Fractured Transmission
Valley Electronics vol. 1
DTH X CMP

Nick Viola’s Fractured Transmission are a project we associate with rhythmic noise, although with the release of his new EP that descriptor is feeling less and less accurate. When last we heard from the Los Angeles based project as part of DTH X CMP roster collab EP Simple Heresy (made in association with frequent collaborator Hex Wolves and The Yage) Viola was exploring the dark ambient and ritual aspects of his work, and in a sense Valley Electronics vol. 1 continues in that vein. The difference being that this is almost purely a proper noise release. Freed from rhythmic formalism, tracks like “Skin Walker part 1” – a track that sounds like an overdriven bass guitar being smashed to pieces in slow motion – and the burbling, disintegrating “Look Through a Feral Eye” show off Viola’s sound design sensibility, and his capacity to build crushed and shredded soundscapes that engage the ear rather than punish it. The ringing static and fluttering white noise of “The Glass Tempest” has a painterly abstraction to it, structures and shapes summoned through arrangement that suggest broader musical ideas without directly referencing them. With the final track “Bury Me In Salt So My Wounds Never Heal”, Viola filters and processes his waves of noise until they melt down into pure ambiance, a fitting end to a release that feels like a meditation on texture and the grain of its components.

Oil Thief - The Colony
Oil Thief
The Colony
Chondritic Sound

Oil Thief producer Lee Landey arrived in 2015 with an intriguing blend of noisy beats and fuzzy washes of distortion, all smoothed out with some shoegaze-ish ambiance. After a spate of singles he’s back with a mini-LP which splits up some of those sounds into individual case studies, often bringing them into extreme focus.
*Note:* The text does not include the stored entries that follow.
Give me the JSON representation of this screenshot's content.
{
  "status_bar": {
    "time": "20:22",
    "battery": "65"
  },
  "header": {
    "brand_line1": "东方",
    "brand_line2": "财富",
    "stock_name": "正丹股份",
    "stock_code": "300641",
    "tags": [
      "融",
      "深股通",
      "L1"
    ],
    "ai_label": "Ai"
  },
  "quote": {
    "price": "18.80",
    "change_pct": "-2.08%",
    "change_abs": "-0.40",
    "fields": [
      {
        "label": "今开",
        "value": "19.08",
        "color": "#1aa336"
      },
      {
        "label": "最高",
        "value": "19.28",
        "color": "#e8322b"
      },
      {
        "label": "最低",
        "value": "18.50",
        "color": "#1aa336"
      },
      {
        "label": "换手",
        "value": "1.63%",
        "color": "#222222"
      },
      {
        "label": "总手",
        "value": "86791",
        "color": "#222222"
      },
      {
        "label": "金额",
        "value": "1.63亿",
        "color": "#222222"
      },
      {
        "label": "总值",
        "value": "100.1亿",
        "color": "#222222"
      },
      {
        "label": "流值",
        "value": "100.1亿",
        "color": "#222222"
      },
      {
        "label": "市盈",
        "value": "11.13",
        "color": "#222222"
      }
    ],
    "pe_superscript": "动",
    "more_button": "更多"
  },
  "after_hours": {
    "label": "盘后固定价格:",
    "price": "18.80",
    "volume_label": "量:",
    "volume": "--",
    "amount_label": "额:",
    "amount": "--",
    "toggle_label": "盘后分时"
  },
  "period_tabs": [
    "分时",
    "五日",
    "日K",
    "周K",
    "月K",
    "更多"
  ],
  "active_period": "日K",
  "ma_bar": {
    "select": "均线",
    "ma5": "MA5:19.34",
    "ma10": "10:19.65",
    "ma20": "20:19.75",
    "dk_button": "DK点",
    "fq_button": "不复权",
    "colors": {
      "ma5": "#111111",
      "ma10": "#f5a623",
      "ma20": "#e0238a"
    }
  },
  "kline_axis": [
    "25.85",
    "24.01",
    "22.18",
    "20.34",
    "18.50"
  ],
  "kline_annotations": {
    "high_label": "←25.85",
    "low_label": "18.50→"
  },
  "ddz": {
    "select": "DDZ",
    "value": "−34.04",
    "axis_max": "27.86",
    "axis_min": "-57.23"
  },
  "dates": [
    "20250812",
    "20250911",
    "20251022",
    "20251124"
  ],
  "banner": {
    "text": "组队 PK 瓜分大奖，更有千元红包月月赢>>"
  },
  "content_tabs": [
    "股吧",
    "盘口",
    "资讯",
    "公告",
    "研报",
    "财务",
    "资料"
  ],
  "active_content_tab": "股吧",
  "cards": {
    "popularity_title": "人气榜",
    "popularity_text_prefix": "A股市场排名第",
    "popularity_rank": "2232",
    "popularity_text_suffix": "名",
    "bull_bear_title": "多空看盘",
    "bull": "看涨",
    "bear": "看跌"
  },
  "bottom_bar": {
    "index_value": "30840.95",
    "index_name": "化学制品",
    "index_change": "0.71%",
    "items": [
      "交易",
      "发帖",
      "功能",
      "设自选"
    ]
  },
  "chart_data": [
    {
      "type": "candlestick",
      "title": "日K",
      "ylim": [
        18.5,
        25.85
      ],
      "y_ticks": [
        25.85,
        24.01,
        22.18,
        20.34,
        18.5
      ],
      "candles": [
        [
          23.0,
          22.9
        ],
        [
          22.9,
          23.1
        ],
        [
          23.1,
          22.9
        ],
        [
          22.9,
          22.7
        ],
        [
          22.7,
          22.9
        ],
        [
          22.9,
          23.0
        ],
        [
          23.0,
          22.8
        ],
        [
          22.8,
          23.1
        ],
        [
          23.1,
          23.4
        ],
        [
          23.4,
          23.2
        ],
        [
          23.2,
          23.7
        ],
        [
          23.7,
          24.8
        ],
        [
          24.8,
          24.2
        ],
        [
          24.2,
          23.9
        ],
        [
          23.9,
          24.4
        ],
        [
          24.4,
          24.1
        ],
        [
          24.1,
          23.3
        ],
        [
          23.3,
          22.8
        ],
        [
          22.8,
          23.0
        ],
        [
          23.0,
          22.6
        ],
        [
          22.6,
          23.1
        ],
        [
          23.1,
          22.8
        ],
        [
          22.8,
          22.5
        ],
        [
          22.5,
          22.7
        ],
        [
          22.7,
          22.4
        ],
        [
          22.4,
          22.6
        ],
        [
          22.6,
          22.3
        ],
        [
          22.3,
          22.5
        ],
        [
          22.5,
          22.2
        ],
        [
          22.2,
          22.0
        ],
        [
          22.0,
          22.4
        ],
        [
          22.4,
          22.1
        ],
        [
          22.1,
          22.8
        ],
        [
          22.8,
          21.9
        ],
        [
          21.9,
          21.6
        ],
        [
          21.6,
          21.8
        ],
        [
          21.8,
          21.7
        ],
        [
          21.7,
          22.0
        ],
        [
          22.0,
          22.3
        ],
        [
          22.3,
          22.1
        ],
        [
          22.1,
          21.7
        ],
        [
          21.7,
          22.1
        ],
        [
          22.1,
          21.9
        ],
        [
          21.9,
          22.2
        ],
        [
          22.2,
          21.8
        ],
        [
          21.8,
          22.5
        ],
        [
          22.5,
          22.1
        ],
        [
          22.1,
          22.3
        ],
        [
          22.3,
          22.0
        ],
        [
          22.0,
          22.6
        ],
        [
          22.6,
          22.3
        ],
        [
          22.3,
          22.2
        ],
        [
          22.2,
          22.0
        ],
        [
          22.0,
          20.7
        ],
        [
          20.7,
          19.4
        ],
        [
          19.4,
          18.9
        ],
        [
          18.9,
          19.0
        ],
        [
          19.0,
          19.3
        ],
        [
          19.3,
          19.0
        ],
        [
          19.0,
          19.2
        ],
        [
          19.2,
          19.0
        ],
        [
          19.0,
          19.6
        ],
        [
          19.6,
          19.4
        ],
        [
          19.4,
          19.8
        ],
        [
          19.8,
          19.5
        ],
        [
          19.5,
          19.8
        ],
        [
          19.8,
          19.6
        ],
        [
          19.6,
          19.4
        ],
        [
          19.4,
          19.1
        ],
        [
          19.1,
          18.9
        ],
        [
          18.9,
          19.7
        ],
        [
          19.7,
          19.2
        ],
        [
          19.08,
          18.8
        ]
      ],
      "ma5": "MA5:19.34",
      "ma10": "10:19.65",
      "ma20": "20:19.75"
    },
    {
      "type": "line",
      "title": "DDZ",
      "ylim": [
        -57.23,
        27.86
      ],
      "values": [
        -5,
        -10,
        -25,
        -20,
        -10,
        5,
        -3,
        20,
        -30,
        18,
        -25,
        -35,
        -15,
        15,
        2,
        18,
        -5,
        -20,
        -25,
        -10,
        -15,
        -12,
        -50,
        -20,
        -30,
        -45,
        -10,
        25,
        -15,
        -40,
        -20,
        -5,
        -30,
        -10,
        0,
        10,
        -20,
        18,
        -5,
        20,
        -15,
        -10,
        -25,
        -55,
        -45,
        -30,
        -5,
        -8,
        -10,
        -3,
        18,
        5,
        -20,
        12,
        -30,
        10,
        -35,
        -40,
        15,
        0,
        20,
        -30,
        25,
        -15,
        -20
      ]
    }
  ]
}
The grinding, rhythmic noise (but not, y’know, rhythmic noise) which forms the base of lead track “Suzanne Takes Your Hand” drops away abruptly, only to rise again out of foreboding, low harmonic soup while “Illustrated Tourniquet” keeps the beats at heel. After that pair of beat-heavy numbers things grow more outre with the combo of field sampling, squiggling sine waves and creaks on “Hamburg” and “Cologne”. It’s actually odd how many pairs and trios of tracks sound like grouped tracks from collated singles rather than parts of a single release, but if nothing else The Colony keeps the listener on their toes. Still, a warm but unyielding mix full of rich and wide pads and chimes fills out the tracks well, be they overtly noisy or more sedate (having a sonic wunderkind like Josh Eustis mastering things certainly can’t hurt the sound design). Good stuff which wins out via both pure experimentation and inviting and enveloping tunes.